I edited a stub article for a town in Hungary called Salföld with a population of about 70 people. I added two facts: “It is home to a ruined monastery which belonged to the Order of Saint Paul the First Hermit” and “Salföld is part of a protected area in the Kál Basin, part of the Balaton National Park.” I also added a picture that was already in the Commons. Since I picked something almost no one would care about, I doubt anyone will find a problem with my additions. But one of the sources I used is technically promotional material for an art project. It was hard to find a source for a simple fact, that this building exists in this place.

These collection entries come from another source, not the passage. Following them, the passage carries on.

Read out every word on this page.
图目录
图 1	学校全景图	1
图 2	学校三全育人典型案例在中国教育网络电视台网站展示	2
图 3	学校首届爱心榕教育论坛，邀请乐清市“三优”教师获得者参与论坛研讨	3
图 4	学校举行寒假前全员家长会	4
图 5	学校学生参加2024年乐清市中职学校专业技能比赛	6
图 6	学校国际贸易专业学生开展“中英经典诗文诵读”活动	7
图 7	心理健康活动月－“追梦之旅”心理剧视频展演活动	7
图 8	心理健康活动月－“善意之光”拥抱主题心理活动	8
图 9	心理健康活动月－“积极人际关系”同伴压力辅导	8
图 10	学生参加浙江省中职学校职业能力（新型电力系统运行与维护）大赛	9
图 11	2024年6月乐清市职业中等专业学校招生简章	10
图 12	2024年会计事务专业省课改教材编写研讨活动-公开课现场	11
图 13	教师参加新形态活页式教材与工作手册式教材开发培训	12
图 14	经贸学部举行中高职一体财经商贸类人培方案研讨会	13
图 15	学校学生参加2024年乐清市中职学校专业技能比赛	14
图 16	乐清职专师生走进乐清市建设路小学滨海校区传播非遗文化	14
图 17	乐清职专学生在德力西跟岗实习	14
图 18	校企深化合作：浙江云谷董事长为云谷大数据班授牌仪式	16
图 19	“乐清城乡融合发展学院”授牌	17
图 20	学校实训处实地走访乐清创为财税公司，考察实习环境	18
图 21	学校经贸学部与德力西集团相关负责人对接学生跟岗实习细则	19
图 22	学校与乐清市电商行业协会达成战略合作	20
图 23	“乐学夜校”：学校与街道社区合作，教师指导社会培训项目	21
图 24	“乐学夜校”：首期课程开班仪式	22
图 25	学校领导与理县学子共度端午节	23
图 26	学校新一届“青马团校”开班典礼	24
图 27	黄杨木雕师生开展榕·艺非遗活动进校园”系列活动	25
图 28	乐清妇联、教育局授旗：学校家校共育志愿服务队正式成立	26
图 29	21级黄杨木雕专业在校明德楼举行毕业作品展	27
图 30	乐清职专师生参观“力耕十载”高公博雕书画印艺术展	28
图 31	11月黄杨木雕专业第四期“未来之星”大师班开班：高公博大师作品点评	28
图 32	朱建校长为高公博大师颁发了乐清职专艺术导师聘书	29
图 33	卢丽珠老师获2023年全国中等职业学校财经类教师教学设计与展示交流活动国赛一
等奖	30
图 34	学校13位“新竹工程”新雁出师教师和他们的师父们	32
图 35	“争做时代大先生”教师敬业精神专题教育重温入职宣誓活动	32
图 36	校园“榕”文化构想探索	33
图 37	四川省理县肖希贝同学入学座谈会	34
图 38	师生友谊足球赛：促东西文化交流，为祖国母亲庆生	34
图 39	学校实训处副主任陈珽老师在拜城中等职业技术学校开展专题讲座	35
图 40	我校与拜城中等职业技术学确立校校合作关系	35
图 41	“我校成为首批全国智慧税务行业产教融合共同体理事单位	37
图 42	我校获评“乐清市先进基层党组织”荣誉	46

I thought about Jessica Marie Johnson’s article when looking at the talk page for “Slavery in the United States. She wrote “… black digital practice models a core black studies imperative: That the study of black life and culture must also accompany an ethical and moral concern with sustaining black life and shaping black futures.” (p. 66). The talk page has a discussion about the photographs used in the article, the most prominent of which are enslaved people being brutalized. One of the participants argues that pictures of formerly enslaved people would present a positive bias about slavery. Some of the images are the abolitionist images mentioned by Johnson.
I also thought a lot about the Vincent Brown quote she starts the article with, about shifting from historical recovery to “rigorous and responsible creativity” and practices that “communicate our sense of history’s possibilities.” I have a lot of experience using a genealogy website, WikiTree, which is modelled after Wikipedia. I see a lot of the same conflicts that occur on Wikipedia on this site. Profiles are all collaborative, and for the most part anyone can edit any page. Their guidelines say you should include a “neutral” biography section and in forum discussions, people often support their side of an argument by claiming a category implies judgment (in a discussion about categorizing someone as an enslaver) or say things like “I, for one, would like to see it settled to accommodate everyone” (in an argument about a pointlessly gendered ribbon some people like to add to profiles of people who died as infants). The definition of neutrality for the person who doesn’t like “enslaver” as a category is hiding facts that they don’t like to make sure that no one who reads the profile has any emotions . It makes it harder to do more important work – if you’re not interested in re-fighting the Civil War on a family tree site, there’s tons of easy work you can do that no one will ever pay attention to.
The worst example I’ve seen of false neutrality on WikiTree is that I cannot add a profile I made of a man in the Union Army, who I have good evidence to believe was enslaved at birth, to the biggest Civil War project without adding a confederate flag to his profile. Both flags in the image are given equal weight regardless of which side the person was on. I figured out how to add him to his regiment, but then he doesn’t get a tag on his profile showing he was in the Union Army. I can exclude the participation of formerly enslaved people in the Union, or I can bring more confederate flags into the world. It doesn’t register to some people that “the Union and the Confederacy were equivalent” is an opinion.
I think WikiTree has a pretty good example of collaboration in the US Black Heritage project. They seem to have consulted with descendants about things like terminology, and it’s much more structured than some projects.